Em defesa da cobrança

De acordo com os defensores da cobrança, a justificativa dos terminais para tarifas como a THC2 é que a operação envolve atividades e custos extras. Este é o argumento central da nota enviada pela Associação Brasileira de Terminais de Contêineres de Uso Público (Abratec), que representa os maiores operadores do país.
Para sustentar o argumento, os operadores citam o Bill of Lading (BL), documento que formaliza o contrato de transporte marítimo. Segundo a entidade, em contratos de grandes armadores como MSC, Hamburg Süd e Hapag-Lloyd, as cláusulas indicariam que a responsabilidade do transportador termina assim que o contêiner deixa o navio, e que qualquer movimentação terrestre subsequente ficaria a cargo do terminal portuário.

A Abratec argumenta que, sem essa tarifa, os terminais arcam com custos que beneficiam seus concorrentes, como os portos secos. Segundo a entidade, a situação gera distorções no mercado e coloca pressão sobre a saúde financeira dos terminais. A associação também afirma que decisões contrárias à THC2 desestimulam novos investimentos, especialmente em um momento em que os navios estão cada vez maiores e as operações mais complexas.
A associação lembra que, nos anos 1980, um terminal portuário fazia cerca de 8 movimentos por hora, atendendo navios com capacidade para até 1.000 contêineres (TEUs). Hoje, essa produtividade chega a 120 movimentos por hora, com embarcações que transportam até 12.000 contêineres de uma só vez. Para os defensores da tarifa, esse salto no tamanho dos navios e na velocidade das operações torna necessário criar cobranças específicas, como o SSE.
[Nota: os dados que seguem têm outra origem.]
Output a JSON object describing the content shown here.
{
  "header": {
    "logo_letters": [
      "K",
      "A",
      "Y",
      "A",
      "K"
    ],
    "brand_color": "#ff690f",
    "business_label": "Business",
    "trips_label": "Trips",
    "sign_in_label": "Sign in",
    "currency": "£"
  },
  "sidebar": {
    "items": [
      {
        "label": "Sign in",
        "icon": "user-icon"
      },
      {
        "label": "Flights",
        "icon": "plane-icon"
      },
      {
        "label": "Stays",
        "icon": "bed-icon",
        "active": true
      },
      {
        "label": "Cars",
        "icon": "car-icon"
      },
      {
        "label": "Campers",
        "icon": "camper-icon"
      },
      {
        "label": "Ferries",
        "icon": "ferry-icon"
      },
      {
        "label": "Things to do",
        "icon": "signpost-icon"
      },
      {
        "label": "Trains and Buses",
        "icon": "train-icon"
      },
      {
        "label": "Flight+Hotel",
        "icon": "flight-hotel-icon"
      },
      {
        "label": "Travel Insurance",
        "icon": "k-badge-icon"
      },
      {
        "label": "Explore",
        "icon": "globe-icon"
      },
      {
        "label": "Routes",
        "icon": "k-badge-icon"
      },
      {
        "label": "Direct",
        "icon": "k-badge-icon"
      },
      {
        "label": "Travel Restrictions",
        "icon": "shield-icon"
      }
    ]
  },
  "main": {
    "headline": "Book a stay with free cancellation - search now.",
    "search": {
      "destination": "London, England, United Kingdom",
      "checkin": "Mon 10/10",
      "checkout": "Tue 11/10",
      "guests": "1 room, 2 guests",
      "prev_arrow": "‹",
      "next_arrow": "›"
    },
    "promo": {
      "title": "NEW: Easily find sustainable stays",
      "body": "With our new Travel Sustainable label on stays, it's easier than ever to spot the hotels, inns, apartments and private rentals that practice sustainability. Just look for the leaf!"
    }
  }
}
Para reforçar seu posicionamento, Abratec citou a Nota Técnica nº 17/2022 do Departamento de Estudos Econômicos do CADE, como evidência de que a cobrança poderia ser legítima. O documento confirma uma posição minoritária dentro da equipe técnica e consultiva do Conselho, que apresentou interpretação distinta de que a tarifa evitaria que terminais subsidiassem serviços de concorrentes. Mas a leitura dissidente do grupo é totalmente distinta da jurisprudência dominante do CADE, que segue considerando a prática abusiva e ilegal.